Dafür kann er aber am Dienstag den vermeintlichen Täter besser beschreiben: „Ich glaube, er war syrischer Herkunft, so wie es aussah. Kein Bart, braune Schuhe, blaue Jeans, braune Jacke mit Fell an der Kapuze“, präzisiert er seinen Verdacht von Montagabend. Die Herkunft macht J. an äußeren Merkmalen fest. Gesprochen habe bei der ganzen Tat nämlich keiner.

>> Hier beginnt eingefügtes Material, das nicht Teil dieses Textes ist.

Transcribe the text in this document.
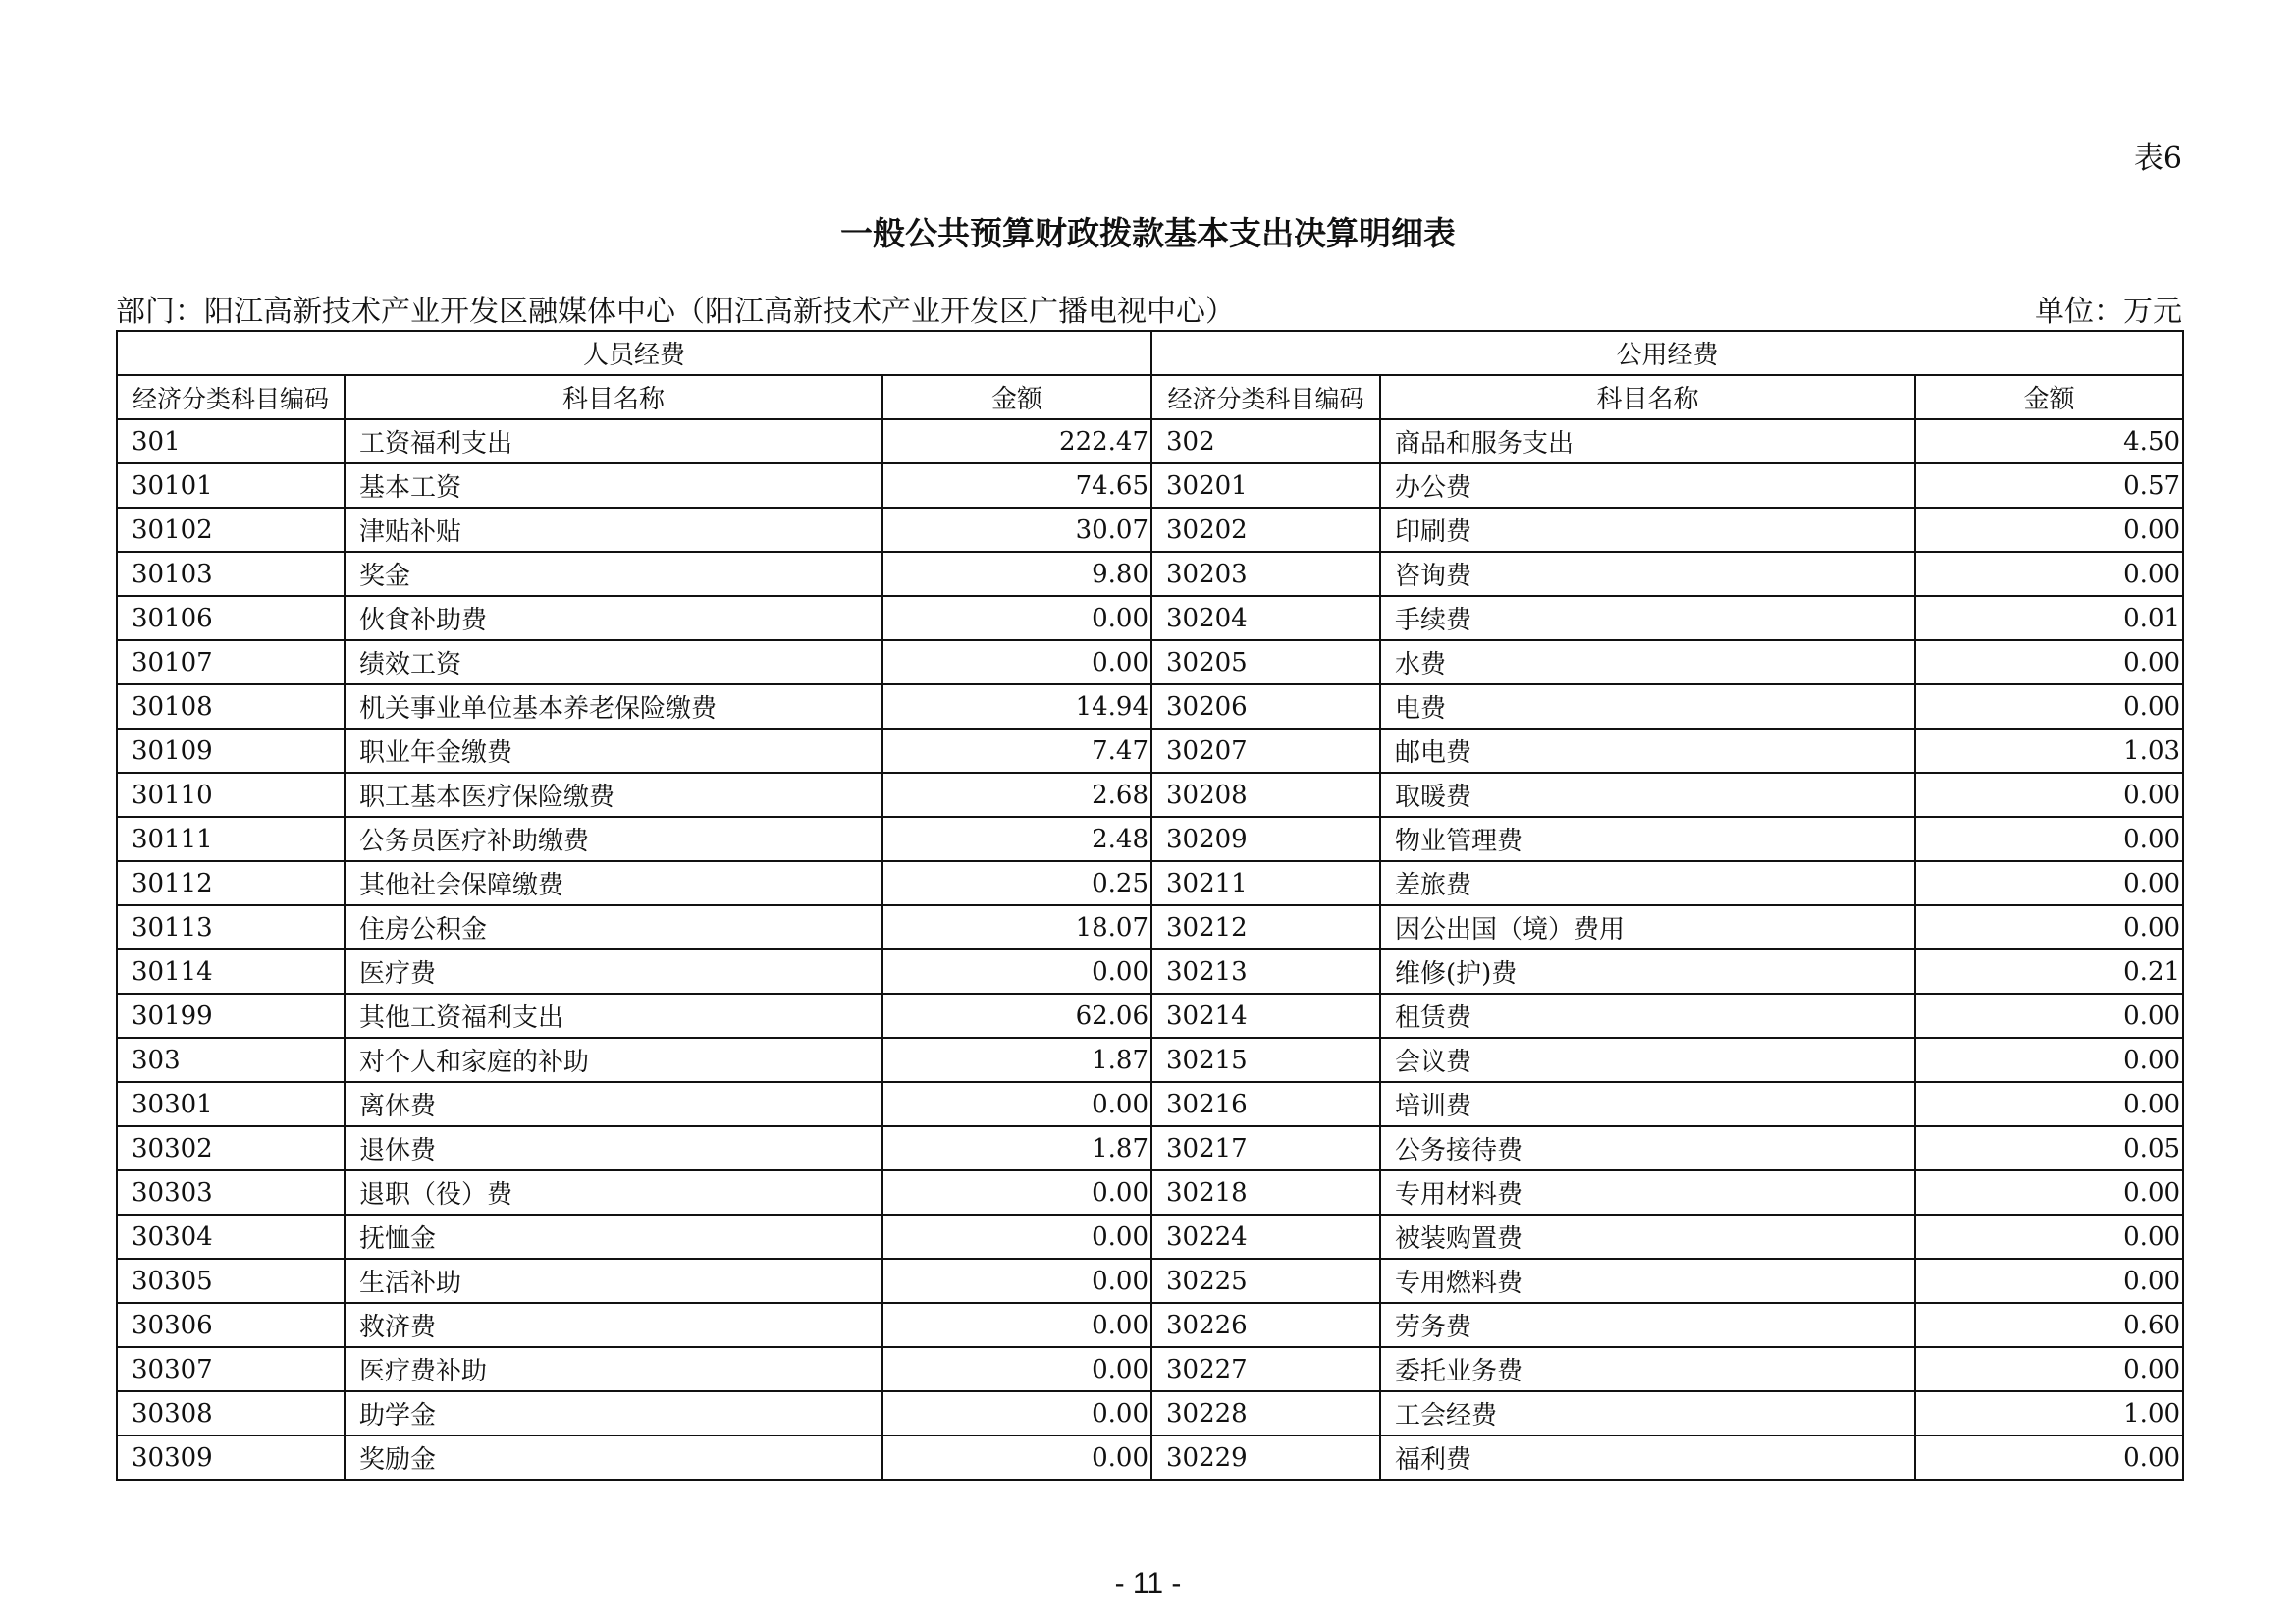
表6
一般公共预算财政拨款基本支出决算明细表
部门：阳江高新技术产业开发区融媒体中心（阳江高新技术产业开发区广播电视中心）	单位：万元
人员经费			公用经费		
经济分类科目编码	科目名称	金额	经济分类科目编码	科目名称	金额
301	工资福利支出	222.47	302	商品和服务支出	4.50
30101	基本工资	74.65	30201	办公费	0.57
30102	津贴补贴	30.07	30202	印刷费	0.00
30103	奖金	9.80	30203	咨询费	0.00
30106	伙食补助费	0.00	30204	手续费	0.01
30107	绩效工资	0.00	30205	水费	0.00
30108	机关事业单位基本养老保险缴费	14.94	30206	电费	0.00
30109	职业年金缴费	7.47	30207	邮电费	1.03
30110	职工基本医疗保险缴费	2.68	30208	取暖费	0.00
30111	公务员医疗补助缴费	2.48	30209	物业管理费	0.00
30112	其他社会保障缴费	0.25	30211	差旅费	0.00
30113	住房公积金	18.07	30212	因公出国（境）费用	0.00
30114	医疗费	0.00	30213	维修(护)费	0.21
30199	其他工资福利支出	62.06	30214	租赁费	0.00
303	对个人和家庭的补助	1.87	30215	会议费	0.00
30301	离休费	0.00	30216	培训费	0.00
30302	退休费	1.87	30217	公务接待费	0.05
30303	退职（役）费	0.00	30218	专用材料费	0.00
30304	抚恤金	0.00	30224	被装购置费	0.00
30305	生活补助	0.00	30225	专用燃料费	0.00
30306	救济费	0.00	30226	劳务费	0.60
30307	医疗费补助	0.00	30227	委托业务费	0.00
30308	助学金	0.00	30228	工会经费	1.00
30309	奖励金	0.00	30229	福利费	0.00
- 11 -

Dabei könnte die Aufklärung des Falles doch ziemlich nahe liegen: „Ich habe da einen Verdacht. Aber mit dieser Person habe ich schon länger keinen Kontakt mehr. Namen sage ich nicht. Auf jeden Fall war es ein Syrer oder sowas in die Richtung, also kein Deutscher“, erklärt er gegenüber der MZ. Ob er von der Polizei Geld gefordert habe, damit er den Namen verrate? „Darüber möchte ich nix sagen. Ich bin halt mega verwirrt zur Zeit.“
In der Nacht zu Dienstag hat J. seinen Facebook-Post übrigens schon wieder gelöscht. Warum? „Weil irgendwelche Leute denken, dass das nicht meine Verletzung ist und ich das geklaut hätte, beziehungsweise meinten welche, ich mache das nur für Likes oder sowas.“ - Es bleiben viele Fragen offen. Die MZ bleibt dran. (mz)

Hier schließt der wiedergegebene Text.